Aug 16 2005
A detectable decline in energy production by mitochondria - the organelles that are the cell's furnace for energy production - seems to be a key problem leading to insulin resistance, and thus to type 2 diabetes, according to studies by Howard Hughes Medical Institute researchers.
The research team said that insulin resistance - an impaired response to the presence of insulin - is detectable as early as 20 years before the symptoms of diabetes become evident. In fact, insulin resistance is now seen as the best predictor that type 2 diabetes will eventually develop, said the study's senior author, Gerald I. Shulman, a Howard Hughes Medical Institute investigator at the Yale University School of Medicine.
In the new study examining how insulin interacts with the energy-producing mitochondria inside living cells, Shulman and his colleagues found that the rate of insulin-stimulated energy production by mitochondria is significantly reduced in the muscles of lean, healthy young adults who have already developed insulin resistance and who are at increased risk of developing diabetes later in life.

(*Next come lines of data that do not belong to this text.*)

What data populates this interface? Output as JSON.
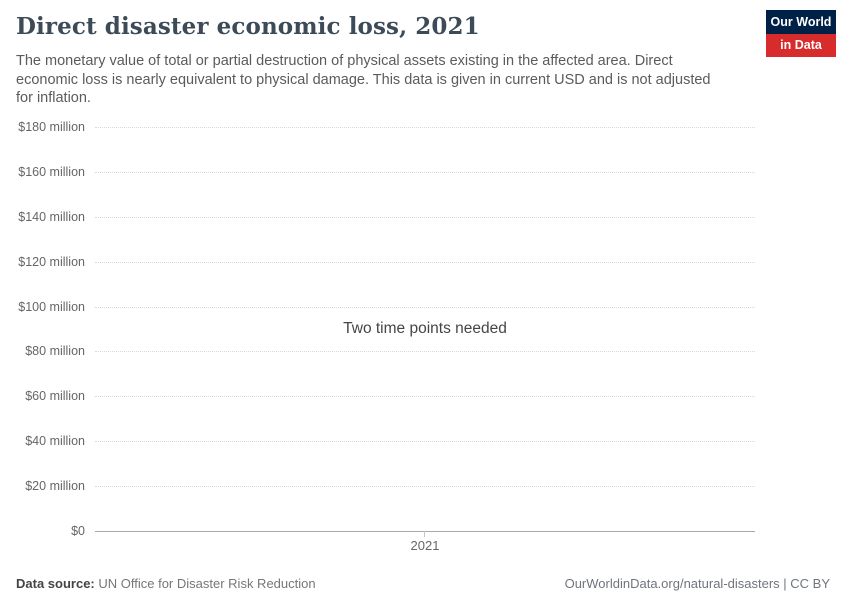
{
  "header": {
    "title": "Direct disaster economic loss, 2021",
    "subtitle": "The monetary value of total or partial destruction of physical assets existing in the affected area. Direct economic loss is nearly equivalent to physical damage. This data is given in current USD and is not adjusted for inflation.",
    "logo": {
      "line1": "Our World",
      "line2": "in Data",
      "navy": "#002147",
      "red": "#d82b2b"
    }
  },
  "chart_data": {
    "type": "line",
    "title": "Direct disaster economic loss, 2021",
    "series": [],
    "message": "Two time points needed",
    "xlabel": "",
    "ylabel": "",
    "ylim": [
      0,
      180000000
    ],
    "ytick_interval": 20000000,
    "yticks": [
      "$0",
      "$20 million",
      "$40 million",
      "$60 million",
      "$80 million",
      "$100 million",
      "$120 million",
      "$140 million",
      "$160 million",
      "$180 million"
    ],
    "xticks": [
      "2021"
    ],
    "grid": "horizontal-dotted",
    "legend": "none"
  },
  "footer": {
    "source_label": "Data source:",
    "source": "UN Office for Disaster Risk Reduction",
    "link": "OurWorldinData.org/natural-disasters | CC BY"
  }
}
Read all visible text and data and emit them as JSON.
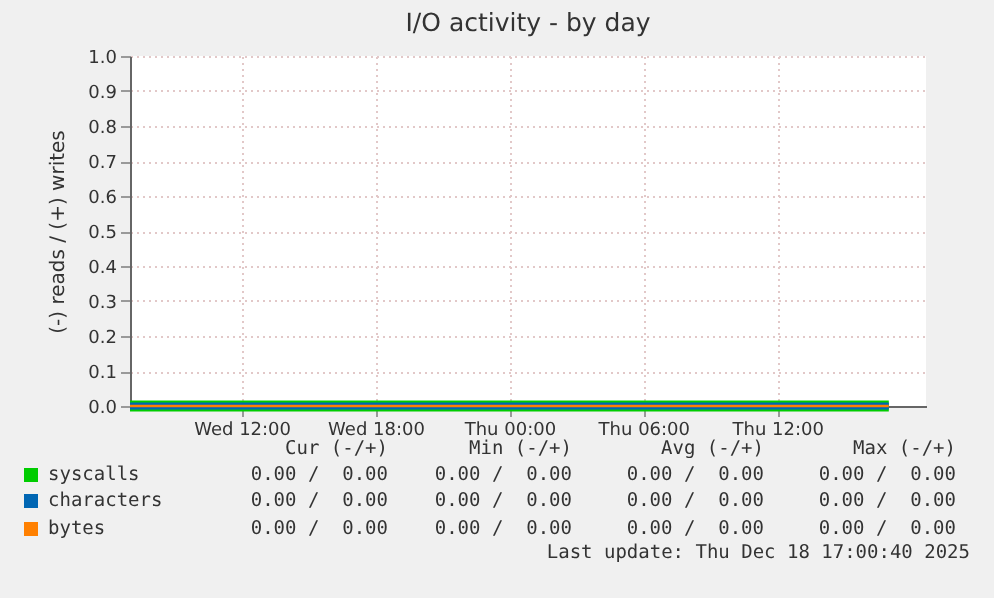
{
  "chart_data": {
    "type": "line",
    "title": "I/O activity - by day",
    "ylabel": "(-) reads / (+) writes",
    "x": [
      "2025-12-17T07:00",
      "2025-12-18T17:00"
    ],
    "series": [
      {
        "name": "syscalls",
        "color": "#00cc00",
        "values": [
          0,
          0
        ]
      },
      {
        "name": "characters",
        "color": "#0066b3",
        "values": [
          0,
          0
        ]
      },
      {
        "name": "bytes",
        "color": "#ff8000",
        "values": [
          0,
          0
        ]
      }
    ],
    "xlim": [
      "2025-12-17T07:00",
      "2025-12-18T18:40"
    ],
    "xticks": [
      {
        "value": "2025-12-17T12:00",
        "label": "Wed 12:00"
      },
      {
        "value": "2025-12-17T18:00",
        "label": "Wed 18:00"
      },
      {
        "value": "2025-12-18T00:00",
        "label": "Thu 00:00"
      },
      {
        "value": "2025-12-18T06:00",
        "label": "Thu 06:00"
      },
      {
        "value": "2025-12-18T12:00",
        "label": "Thu 12:00"
      }
    ],
    "ylim": [
      0,
      1
    ],
    "yticks": [
      {
        "value": 0,
        "label": "0.0"
      },
      {
        "value": 0.1,
        "label": "0.1"
      },
      {
        "value": 0.2,
        "label": "0.2"
      },
      {
        "value": 0.3,
        "label": "0.3"
      },
      {
        "value": 0.4,
        "label": "0.4"
      },
      {
        "value": 0.5,
        "label": "0.5"
      },
      {
        "value": 0.6,
        "label": "0.6"
      },
      {
        "value": 0.7,
        "label": "0.7"
      },
      {
        "value": 0.8,
        "label": "0.8"
      },
      {
        "value": 0.9,
        "label": "0.9"
      },
      {
        "value": 1,
        "label": "1.0"
      }
    ],
    "grid": true,
    "legend": "bottom",
    "annotations": [
      "Cur (-/+)",
      "Min (-/+)",
      "Avg (-/+)",
      "Max (-/+)",
      "0.00 /  0.00",
      "0.00 /  0.00",
      "0.00 /  0.00",
      "0.00 /  0.00",
      "0.00 /  0.00",
      "0.00 /  0.00",
      "0.00 /  0.00",
      "0.00 /  0.00",
      "0.00 /  0.00",
      "0.00 /  0.00",
      "0.00 /  0.00",
      "0.00 /  0.00",
      "Last update: Thu Dec 18 17:00:40 2025"
    ]
  }
}
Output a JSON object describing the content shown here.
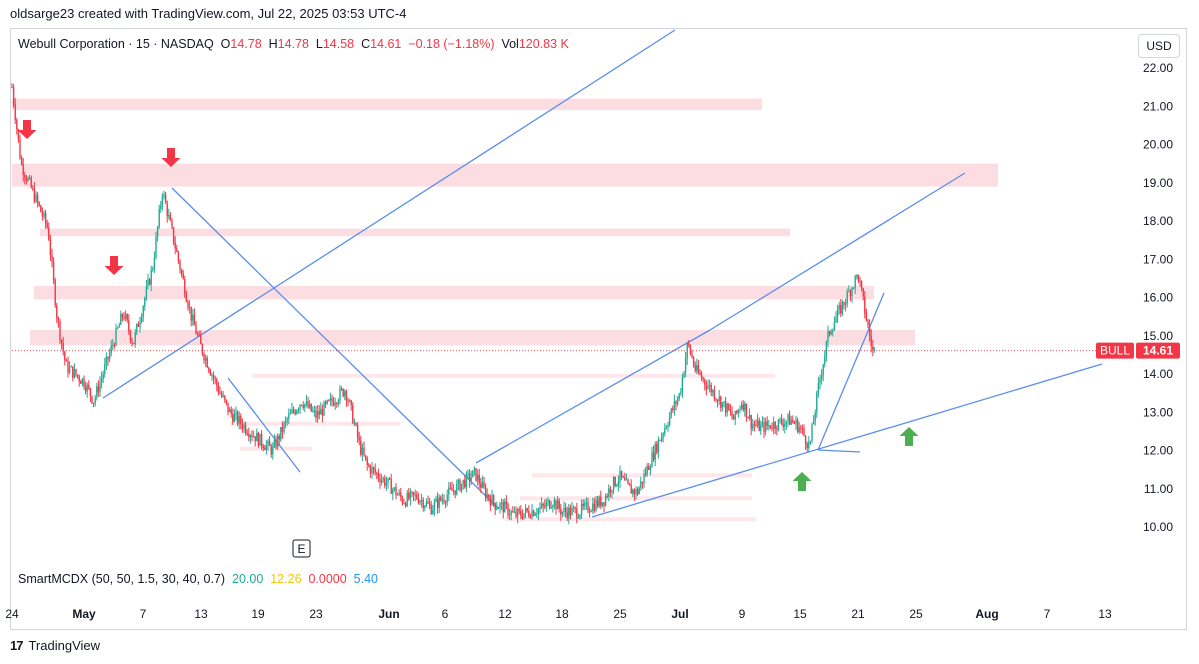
{
  "header": {
    "attribution": "oldsarge23 created with TradingView.com, Jul 22, 2025 03:53 UTC-4"
  },
  "legend": {
    "symbol": "Webull Corporation · 15 · NASDAQ",
    "o_label": "O",
    "o_value": "14.78",
    "h_label": "H",
    "h_value": "14.78",
    "l_label": "L",
    "l_value": "14.58",
    "c_label": "C",
    "c_value": "14.61",
    "change": "−0.18 (−1.18%)",
    "vol_label": "Vol",
    "vol_value": "120.83 K"
  },
  "indicator": {
    "name": "SmartMCDX (50, 50, 1.5, 30, 40, 0.7)",
    "v1": "20.00",
    "v2": "12.26",
    "v3": "0.0000",
    "v4": "5.40",
    "colors": [
      "#22ab94",
      "#f7e600",
      "#f23645",
      "#2196f3"
    ]
  },
  "currency": "USD",
  "footer": {
    "brand": "TradingView",
    "logo": "17"
  },
  "colors": {
    "up": "#22ab94",
    "down": "#f23645",
    "trendline": "#5b8def",
    "zone": "#fbd3d8"
  },
  "chart_data": {
    "type": "candlestick",
    "y_ticks": [
      "22.00",
      "21.00",
      "20.00",
      "19.00",
      "18.00",
      "17.00",
      "16.00",
      "15.00",
      "14.00",
      "13.00",
      "12.00",
      "11.00",
      "10.00"
    ],
    "x_ticks": [
      "24",
      "May",
      "7",
      "13",
      "19",
      "23",
      "Jun",
      "6",
      "12",
      "18",
      "25",
      "Jul",
      "9",
      "15",
      "21",
      "25",
      "Aug",
      "7",
      "13"
    ],
    "price_label": {
      "name": "BULL",
      "value": "14.61"
    },
    "earnings_marker": "E",
    "price_path": [
      [
        "Apr 24",
        21.5
      ],
      [
        "Apr 25",
        19.5
      ],
      [
        "Apr 28",
        17.8
      ],
      [
        "Apr 29",
        15.5
      ],
      [
        "Apr 30",
        14.2
      ],
      [
        "May 1",
        13.8
      ],
      [
        "May 2",
        13.3
      ],
      [
        "May 5",
        15.6
      ],
      [
        "May 6",
        14.8
      ],
      [
        "May 7",
        15.8
      ],
      [
        "May 8",
        16.8
      ],
      [
        "May 9",
        18.8
      ],
      [
        "May 12",
        15.5
      ],
      [
        "May 13",
        14.7
      ],
      [
        "May 14",
        14.1
      ],
      [
        "May 15",
        13.5
      ],
      [
        "May 16",
        13.0
      ],
      [
        "May 19",
        12.3
      ],
      [
        "May 20",
        12.0
      ],
      [
        "May 21",
        12.8
      ],
      [
        "May 22",
        13.3
      ],
      [
        "May 23",
        12.9
      ],
      [
        "May 27",
        13.6
      ],
      [
        "May 28",
        12.9
      ],
      [
        "May 29",
        12.1
      ],
      [
        "May 30",
        11.6
      ],
      [
        "Jun 2",
        11.1
      ],
      [
        "Jun 3",
        10.7
      ],
      [
        "Jun 4",
        10.8
      ],
      [
        "Jun 5",
        10.5
      ],
      [
        "Jun 6",
        10.8
      ],
      [
        "Jun 9",
        11.4
      ],
      [
        "Jun 10",
        10.9
      ],
      [
        "Jun 11",
        10.6
      ],
      [
        "Jun 12",
        10.5
      ],
      [
        "Jun 13",
        10.3
      ],
      [
        "Jun 16",
        10.5
      ],
      [
        "Jun 17",
        10.7
      ],
      [
        "Jun 18",
        10.4
      ],
      [
        "Jun 20",
        10.4
      ],
      [
        "Jun 23",
        10.7
      ],
      [
        "Jun 24",
        11.1
      ],
      [
        "Jun 25",
        11.3
      ],
      [
        "Jun 26",
        11.0
      ],
      [
        "Jun 27",
        10.9
      ],
      [
        "Jun 30",
        12.5
      ],
      [
        "Jul 1",
        13.5
      ],
      [
        "Jul 2",
        14.8
      ],
      [
        "Jul 3",
        14.1
      ],
      [
        "Jul 7",
        13.1
      ],
      [
        "Jul 8",
        12.8
      ],
      [
        "Jul 9",
        13.3
      ],
      [
        "Jul 10",
        12.7
      ],
      [
        "Jul 11",
        12.6
      ],
      [
        "Jul 14",
        12.8
      ],
      [
        "Jul 15",
        12.6
      ],
      [
        "Jul 16",
        12.1
      ],
      [
        "Jul 17",
        13.8
      ],
      [
        "Jul 18",
        15.1
      ],
      [
        "Jul 21",
        16.6
      ],
      [
        "Jul 22",
        14.6
      ]
    ],
    "signals": [
      {
        "type": "sell",
        "date": "Apr 24"
      },
      {
        "type": "sell",
        "date": "May 6"
      },
      {
        "type": "sell",
        "date": "May 9"
      },
      {
        "type": "buy",
        "date": "Jul 15"
      },
      {
        "type": "buy",
        "date": "Jul 24"
      }
    ],
    "zones": [
      {
        "from": 20.9,
        "to": 21.2
      },
      {
        "from": 18.9,
        "to": 19.5
      },
      {
        "from": 17.6,
        "to": 17.8
      },
      {
        "from": 15.95,
        "to": 16.3
      },
      {
        "from": 14.75,
        "to": 15.15
      }
    ]
  }
}
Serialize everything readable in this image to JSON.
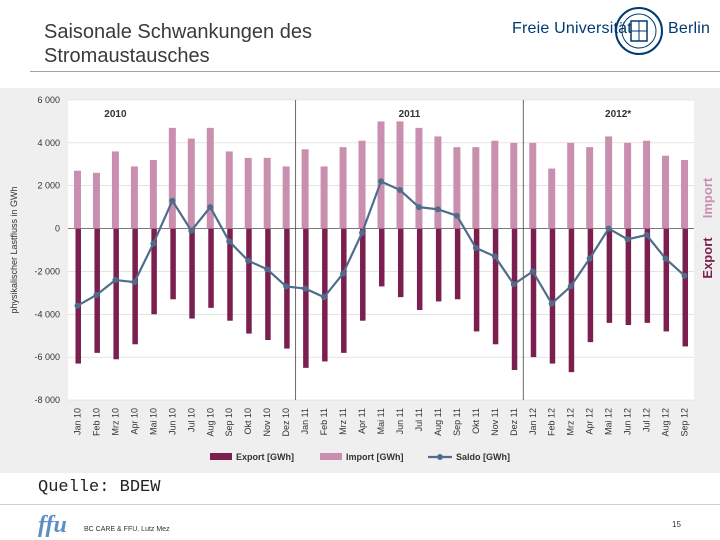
{
  "header": {
    "title": "Saisonale Schwankungen des Stromaustausches",
    "logo_left": "Freie Universität",
    "logo_right": "Berlin"
  },
  "source": "Quelle: BDEW",
  "footer": {
    "logo": "ffu",
    "text": "BC CARE & FFU. Lutz Mez",
    "page": "15"
  },
  "colors": {
    "export": "#7b1f4f",
    "import": "#c98fae",
    "saldo": "#4f6d8a"
  },
  "chart_data": {
    "type": "bar",
    "ylabel": "physikalischer Lastfluss in GWh",
    "ylim": [
      -8000,
      6000
    ],
    "yticks": [
      6000,
      4000,
      2000,
      0,
      -2000,
      -4000,
      -6000,
      -8000
    ],
    "ytick_labels": [
      "6 000",
      "4 000",
      "2 000",
      "0",
      "-2 000",
      "-4 000",
      "-6 000",
      "-8 000"
    ],
    "year_labels": [
      "2010",
      "2011",
      "2012*"
    ],
    "side_labels": {
      "import": "Import",
      "export": "Export"
    },
    "categories": [
      "Jan 10",
      "Feb 10",
      "Mrz 10",
      "Apr 10",
      "Mai 10",
      "Jun 10",
      "Jul 10",
      "Aug 10",
      "Sep 10",
      "Okt 10",
      "Nov 10",
      "Dez 10",
      "Jan 11",
      "Feb 11",
      "Mrz 11",
      "Apr 11",
      "Mai 11",
      "Jun 11",
      "Jul 11",
      "Aug 11",
      "Sep 11",
      "Okt 11",
      "Nov 11",
      "Dez 11",
      "Jan 12",
      "Feb 12",
      "Mrz 12",
      "Apr 12",
      "Mai 12",
      "Jun 12",
      "Jul 12",
      "Aug 12",
      "Sep 12"
    ],
    "series": [
      {
        "name": "Export [GWh]",
        "kind": "bar",
        "values": [
          -6300,
          -5800,
          -6100,
          -5400,
          -4000,
          -3300,
          -4200,
          -3700,
          -4300,
          -4900,
          -5200,
          -5600,
          -6500,
          -6200,
          -5800,
          -4300,
          -2700,
          -3200,
          -3800,
          -3400,
          -3300,
          -4800,
          -5400,
          -6600,
          -6000,
          -6300,
          -6700,
          -5300,
          -4400,
          -4500,
          -4400,
          -4800,
          -5500
        ]
      },
      {
        "name": "Import [GWh]",
        "kind": "bar",
        "values": [
          2700,
          2600,
          3600,
          2900,
          3200,
          4700,
          4200,
          4700,
          3600,
          3300,
          3300,
          2900,
          3700,
          2900,
          3800,
          4100,
          5000,
          5000,
          4700,
          4300,
          3800,
          3800,
          4100,
          4000,
          4000,
          2800,
          4000,
          3800,
          4300,
          4000,
          4100,
          3400,
          3200
        ]
      },
      {
        "name": "Saldo [GWh]",
        "kind": "line",
        "values": [
          -3600,
          -3100,
          -2400,
          -2500,
          -700,
          1300,
          -100,
          1000,
          -600,
          -1500,
          -1900,
          -2700,
          -2800,
          -3200,
          -2100,
          -200,
          2200,
          1800,
          1000,
          900,
          600,
          -900,
          -1300,
          -2600,
          -2000,
          -3500,
          -2700,
          -1400,
          0,
          -500,
          -300,
          -1400,
          -2200
        ]
      }
    ],
    "legend_position": "bottom"
  }
}
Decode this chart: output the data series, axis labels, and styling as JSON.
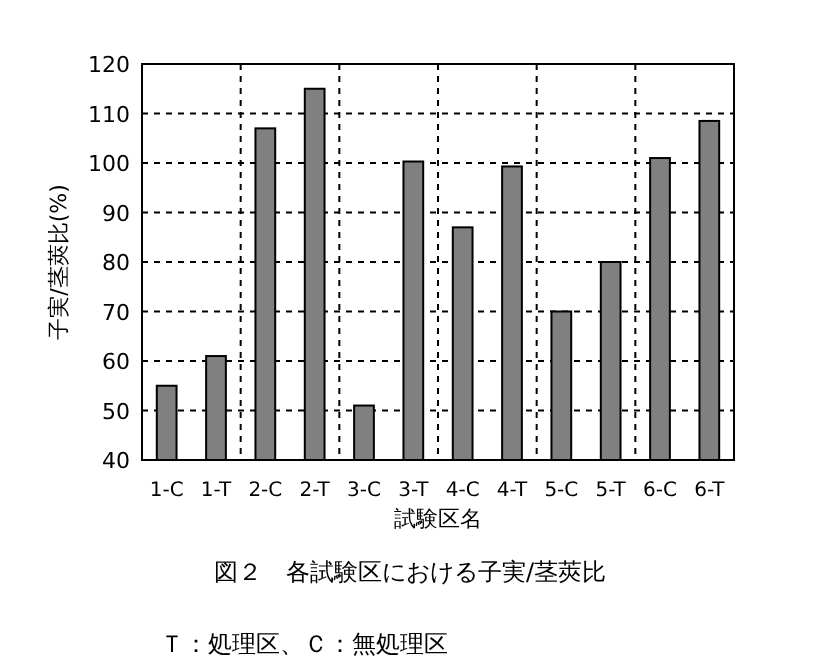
{
  "chart_data": {
    "type": "bar",
    "title": "図２　各試験区における子実/茎莢比",
    "xlabel": "試験区名",
    "ylabel": "子実/茎莢比(%)",
    "categories": [
      "1-C",
      "1-T",
      "2-C",
      "2-T",
      "3-C",
      "3-T",
      "4-C",
      "4-T",
      "5-C",
      "5-T",
      "6-C",
      "6-T"
    ],
    "values": [
      55,
      61,
      107,
      115,
      51,
      100.3,
      87,
      99.3,
      70,
      80,
      101,
      108.5
    ],
    "color": "#808080",
    "ylim": [
      40,
      120
    ],
    "yticks": [
      40,
      50,
      60,
      70,
      80,
      90,
      100,
      110,
      120
    ],
    "grid": true,
    "line_style": "dashed",
    "annotations": [
      "Ｔ：処理区、Ｃ：無処理区"
    ]
  }
}
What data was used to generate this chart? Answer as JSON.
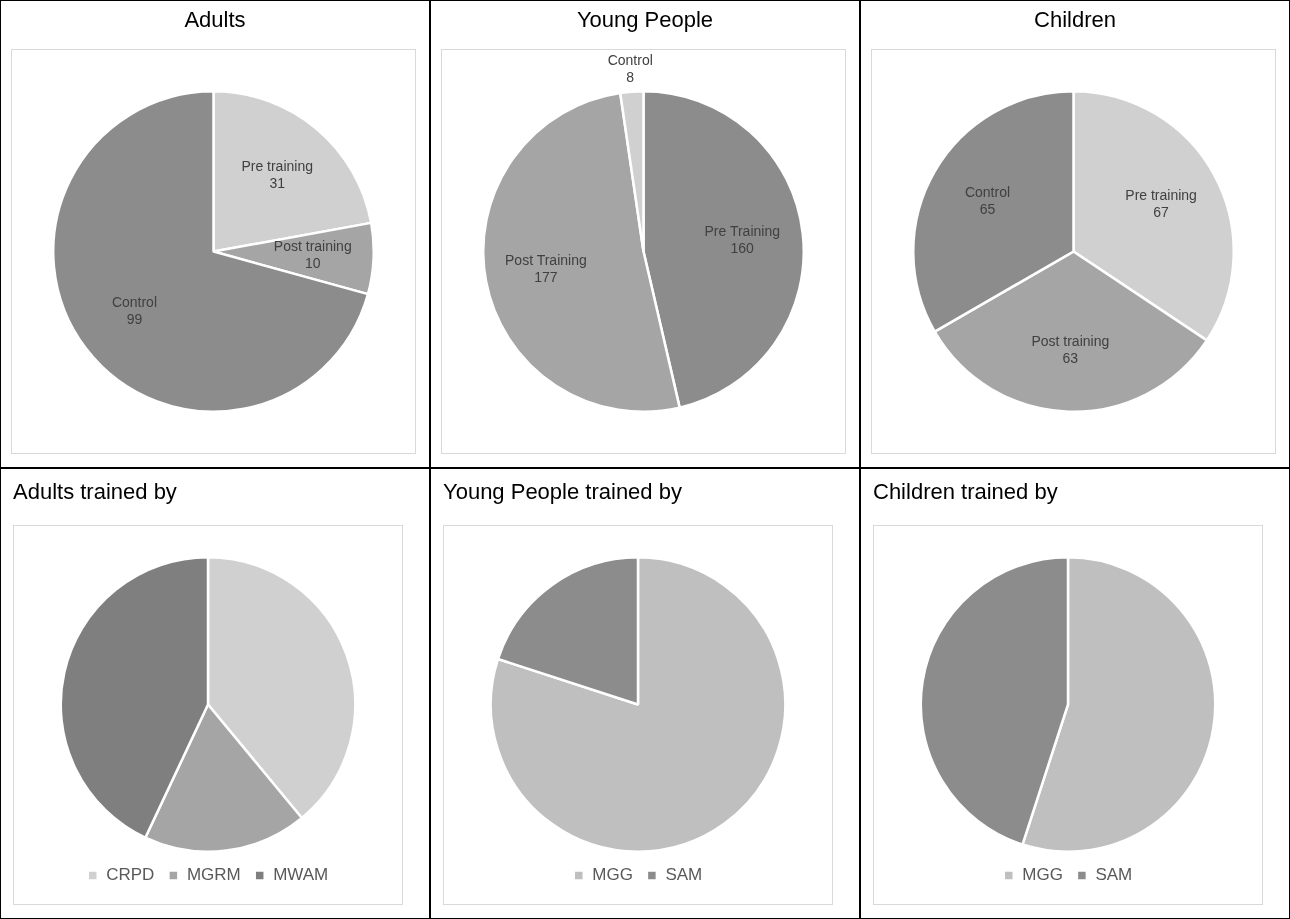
{
  "chart_data": [
    {
      "type": "pie",
      "title": "Adults",
      "categories": [
        "Pre training",
        "Post training",
        "Control"
      ],
      "values": [
        31,
        10,
        99
      ],
      "colors": [
        "#d0d0d0",
        "#a5a5a5",
        "#8c8c8c"
      ],
      "data_labels": true
    },
    {
      "type": "pie",
      "title": "Young People",
      "categories": [
        "Pre Training",
        "Post Training",
        "Control "
      ],
      "values": [
        160,
        177,
        8
      ],
      "colors": [
        "#8c8c8c",
        "#a5a5a5",
        "#d0d0d0"
      ],
      "data_labels": true
    },
    {
      "type": "pie",
      "title": "Children",
      "categories": [
        "Pre training",
        "Post training",
        "Control "
      ],
      "values": [
        67,
        63,
        65
      ],
      "colors": [
        "#d0d0d0",
        "#a5a5a5",
        "#8c8c8c"
      ],
      "data_labels": true
    },
    {
      "type": "pie",
      "title": "Adults trained by",
      "categories": [
        "CRPD",
        "MGRM",
        "MWAM"
      ],
      "values": [
        39,
        18,
        43
      ],
      "colors": [
        "#d0d0d0",
        "#a5a5a5",
        "#7f7f7f"
      ],
      "legend": "bottom"
    },
    {
      "type": "pie",
      "title": "Young People trained by",
      "categories": [
        "MGG",
        "SAM"
      ],
      "values": [
        80,
        20
      ],
      "colors": [
        "#bfbfbf",
        "#8c8c8c"
      ],
      "legend": "bottom"
    },
    {
      "type": "pie",
      "title": "Children trained by",
      "categories": [
        "MGG",
        "SAM"
      ],
      "values": [
        55,
        45
      ],
      "colors": [
        "#bfbfbf",
        "#8c8c8c"
      ],
      "legend": "bottom"
    }
  ]
}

"This is further evidence that people who are prone to develop diabetes have signs of mitochondrial dysfunction," Shulman said in an interview. This is important because mitochondria are the "energy factories" inside cells and produce most of the chemical power needed to sustain life.
The new research, which is published in the September 2005 issue of the open-access journal PLoS Medicine, indicates that a decreased ability to burn sugars and fats efficiently is an early and central part of the diabetes problem. Their new data also suggest the basic defect lies within the mitochondria, which exist in almost every cell.
The young adults studied by the research team are the offspring of parents who have type 2 diabetes, adding support to the idea that the risk can be inherited, and that the problem begins well before diabetes symptoms become evident. In an earlier research study published in the journal Science, Shulman and his colleagues had also found that healthy, lean older individuals have a major reduction in mitochondrial energy production that leads to accumulation of fat inside muscle cells resulting in insulin resistance. "These data may explain the increased prevalence of type 2 diabetes that occurs with aging" Shulman said.
In the new studies, Shulman and his Yale colleagues - Kitt Falk Petersen and Sylvie Dufour - discovered that the mitochondria in muscle cells respond poorly to insulin stimulation. Normal mitochondria react to insulin by boosting production of an energy-carrying molecule, ATP, by 90 percent. But the mitochondria from the insulin-resistant people they tested only boosted ATP production by 5 percent.
"These data demonstrate that insulin-stimulated rates of ATP synthesis are reduced in the insulin-resistant offspring of parents with Type 2 diabetes," the researchers wrote in their report. Their work offers new insight into the early steps in the development of insulin resistance, and offers important clues to where the problem lies.
Among their findings was also evidence for a severe reduction in the amount of insulin stimulated phosphorus transport into the muscle cells of the insulin-resistant participants. This also points to a dramatic defect in insulin signaling and may explain the observed abnormalities in insulin-stimulated power production in the insulin-resistant study subjects, since phosphorus is a key element in the mitochondrion's complex energy-production process, the oxidative-phosphorylation pathway.
"Type 2 diabetes affects about 171 million people worldwide, and the number of people likely to be affected by diabetes is expected to double by 2030," Shulman and his colleagues added. "Type 2 Diabetes develops when resistance to insulin action is combined with impaired insulin secretion," resulting in a severe oversupply of sugars and fats in the blood. "Studies have demonstrated the presence of insulin resistance in virtually all patients with type 2 diabetes," Shulman added. Diabetes is the leading cause of blindness, end stage kidney disease and non-traumatic loss of limb, and has associated health care costs that exceed $130 billion a year in the United States.
Such fundamental research is important because the problem of diabetes is growing rapidly worldwide, and effective drugs are needed to halt or even reverse the disease process. Understanding how the cell's internal energy system is controlled by the hormone, insulin, and how the mitochondria behave, may eventually lead to improved ways to overcome or prevent diabetes.